X_train_multi_scaled = pd.DataFrame(X_train_multi_scaled, columns=X_train_multi.columns)
X_test_multi_scaled = pd.DataFrame(X_test_multi_scaled, columns=X_test_multi.columns)

In [11]:
from imblearn.over_sampling import RandomOverSampler
from imblearn.under_sampling import RandomUnderSampler
from imblearn.over_sampling import SMOTE
from sklearn.tree import DecisionTreeClassifier
from sklearn.linear_model import LogisticRegression
from sklearn.neighbors import KNeighborsClassifier

models = {
    "LogisticRegression": LogisticRegression(class_weight='balanced', max_iter=1000),
    "Tree": DecisionTreeClassifier(class_weight='balanced', random_state=42),
    #"SVM": SVC(class_weight='balanced', probability=True, random_state=42),
    "KNN": KNeighborsClassifier(n_neighbors=5, weights='distance', n_jobs=-1)
}

def crossvalidation(X, y, models):
    resampling_methods = {
        "SMOTE": SMOTE(),
        "Oversampling": RandomOverSampler(sampling_strategy='not majority'),
        "Undersampling": RandomUnderSampler(sampling_strategy='majority'),
        "NONE": None
    }

    skf = StratifiedKFold(n_splits=5)
    results = {}

    for name, resample in resampling_methods.items():
        print(name, end="\n\n")
        results[name] = {}

        for model_name, model in models.items():
            f_score = []
            print(f"Model: {model_name}", end="\n\n")

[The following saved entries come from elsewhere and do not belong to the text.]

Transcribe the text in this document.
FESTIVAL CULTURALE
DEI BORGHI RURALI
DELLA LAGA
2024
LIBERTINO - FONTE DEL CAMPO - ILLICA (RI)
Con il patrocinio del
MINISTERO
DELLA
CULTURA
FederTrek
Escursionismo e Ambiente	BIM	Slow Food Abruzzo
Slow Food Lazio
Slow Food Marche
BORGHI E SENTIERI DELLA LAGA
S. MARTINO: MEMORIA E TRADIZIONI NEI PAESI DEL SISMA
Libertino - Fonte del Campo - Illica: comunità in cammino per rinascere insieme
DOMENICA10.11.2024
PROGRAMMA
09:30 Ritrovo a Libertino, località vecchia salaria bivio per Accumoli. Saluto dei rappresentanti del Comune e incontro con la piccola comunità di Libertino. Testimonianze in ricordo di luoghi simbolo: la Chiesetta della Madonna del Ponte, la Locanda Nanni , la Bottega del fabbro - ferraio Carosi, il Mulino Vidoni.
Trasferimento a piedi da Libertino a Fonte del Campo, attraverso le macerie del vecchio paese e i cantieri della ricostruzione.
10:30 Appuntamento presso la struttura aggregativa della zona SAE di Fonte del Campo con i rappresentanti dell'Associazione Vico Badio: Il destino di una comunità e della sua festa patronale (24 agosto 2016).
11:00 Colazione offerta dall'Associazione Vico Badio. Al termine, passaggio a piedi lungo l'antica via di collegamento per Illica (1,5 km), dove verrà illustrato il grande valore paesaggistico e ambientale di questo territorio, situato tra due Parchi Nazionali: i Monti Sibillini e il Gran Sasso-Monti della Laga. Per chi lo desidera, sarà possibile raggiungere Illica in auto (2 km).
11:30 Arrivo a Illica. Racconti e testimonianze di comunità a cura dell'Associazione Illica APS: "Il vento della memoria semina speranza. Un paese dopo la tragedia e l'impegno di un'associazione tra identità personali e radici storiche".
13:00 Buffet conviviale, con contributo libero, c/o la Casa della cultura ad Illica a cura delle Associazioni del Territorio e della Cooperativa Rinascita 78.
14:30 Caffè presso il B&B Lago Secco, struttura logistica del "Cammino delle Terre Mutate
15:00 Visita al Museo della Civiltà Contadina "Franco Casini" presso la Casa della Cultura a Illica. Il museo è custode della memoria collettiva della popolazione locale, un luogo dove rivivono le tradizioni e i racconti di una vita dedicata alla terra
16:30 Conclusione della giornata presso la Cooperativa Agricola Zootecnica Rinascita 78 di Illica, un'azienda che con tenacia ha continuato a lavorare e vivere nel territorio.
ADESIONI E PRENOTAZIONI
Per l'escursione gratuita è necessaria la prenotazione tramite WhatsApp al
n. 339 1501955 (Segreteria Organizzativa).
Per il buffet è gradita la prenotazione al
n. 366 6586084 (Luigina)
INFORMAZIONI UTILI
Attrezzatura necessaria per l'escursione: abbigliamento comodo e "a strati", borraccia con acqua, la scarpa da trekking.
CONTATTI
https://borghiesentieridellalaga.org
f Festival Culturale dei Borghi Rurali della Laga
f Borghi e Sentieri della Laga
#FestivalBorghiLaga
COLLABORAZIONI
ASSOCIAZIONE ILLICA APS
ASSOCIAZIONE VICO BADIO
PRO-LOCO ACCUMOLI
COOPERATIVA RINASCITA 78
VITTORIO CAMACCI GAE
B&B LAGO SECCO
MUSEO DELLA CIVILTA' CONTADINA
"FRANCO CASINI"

            for train_index, test_index in skf.split(X, y):
                X_train_, y_train_ = X.loc[train_index], y.loc[train_index]
                X_test_, y_test_ = X.loc[test_index], y.loc[test_index]

                if name == "BalancedRandomForest" or name == 'NONE':
                    model.fit(X_train_, y_train_)
                else:
                    X_train_resampled, y_train_resampled = resample.fit_resample(X_train_, y_train_)
                    model.fit(X_train_resampled, y_train_resampled)

                y_pred_ = model.predict(X_test_)

                f_score.append(f1_score(y_test_, y_pred_, average='weighted'))

            results[name][model_name] = np.mean(f_score)
            print("The scores: ", end="\n\n")
            print([round(f, 2) for f in f_score], end="\n\n")
            print('F1-Score mean=%.5f' % (np.mean(f_score)), end="\n\n")

    return results, resampling_methods



results_resample, resampling_methods = crossvalidation(X_train_multi_scaled, y_train_multi, models)


SMOTE

Model: LogisticRegression

The scores: 

[0.74, 0.74, 0.74, 0.74, 0.75]

F1-Score mean=0.74190

Model: Tree

The scores: 

[0.95, 0.95, 0.94, 0.94, 0.95]

F1-Score mean=0.94544

Model: KNN

The scores: 

[0.96, 0.96, 0.96, 0.96, 0.96]

F1-Score mean=0.95845

Oversampling

Model: LogisticRegression

The scores: 

[0.74, 0.74, 0.74, 0.74, 0.74]

F1-Score mean=0.74028

Model: Tree

The scores: 

[0.96, 0.96, 0.96, 0.96, 0.96]

F1-Score mean=0.95991

Model: KNN

The scores: 

[0.97, 0.97, 0.97, 0.97, 0.97]

F1-Score mean=0.96854

Undersampling

Model: LogisticRegression

The scores: 

[0.7, 0.7, 0.69, 0.7, 0.71]

F1-Score mean=0.69925

Model: Tree

The scores: 

[0.66, 0.68, 0.67, 0.68, 0.67]

F1-Score mean=0.67426

Model: KNN

The scores: 

[0.67, 0.67, 0.68, 0.67, 0.66]

F1-Score mean=0.66985

NONE

Model: LogisticRegression

The scores: 

[0.74, 0.74, 0.74, 0.74, 0.74]

F1-Score mean=0.73981

Model: Tree

The scores: 

[0.96, 0.96, 0.96, 0.96, 0.96]

F1-Score mean=0.95981

Model:

We get result: 

| Model | SMOTE | Oversampling | Undersampling | None |
| --- | --- | --- | --- | ---- | 
| LogisticRegression | 0.74190 | 0.74028 | 0.69925  | 0.73981 |
| Decision Tree | 0.94544  | 0.95991 | 0.67426 | 0.95981 | 
| KNN |0.95845 | 0.96854 | 0.66985 | 0.97559 | 


From the table:  
SMOTE wins for LogisticRegression by a narrow margin compare to Oversampling.       
Oversampling wins for Decision Tree  
None scaler win for KNN.    

To conclude: Oversampling could be better for us. Even in certain model it is not the best but the margin is very narrow. We can accept that.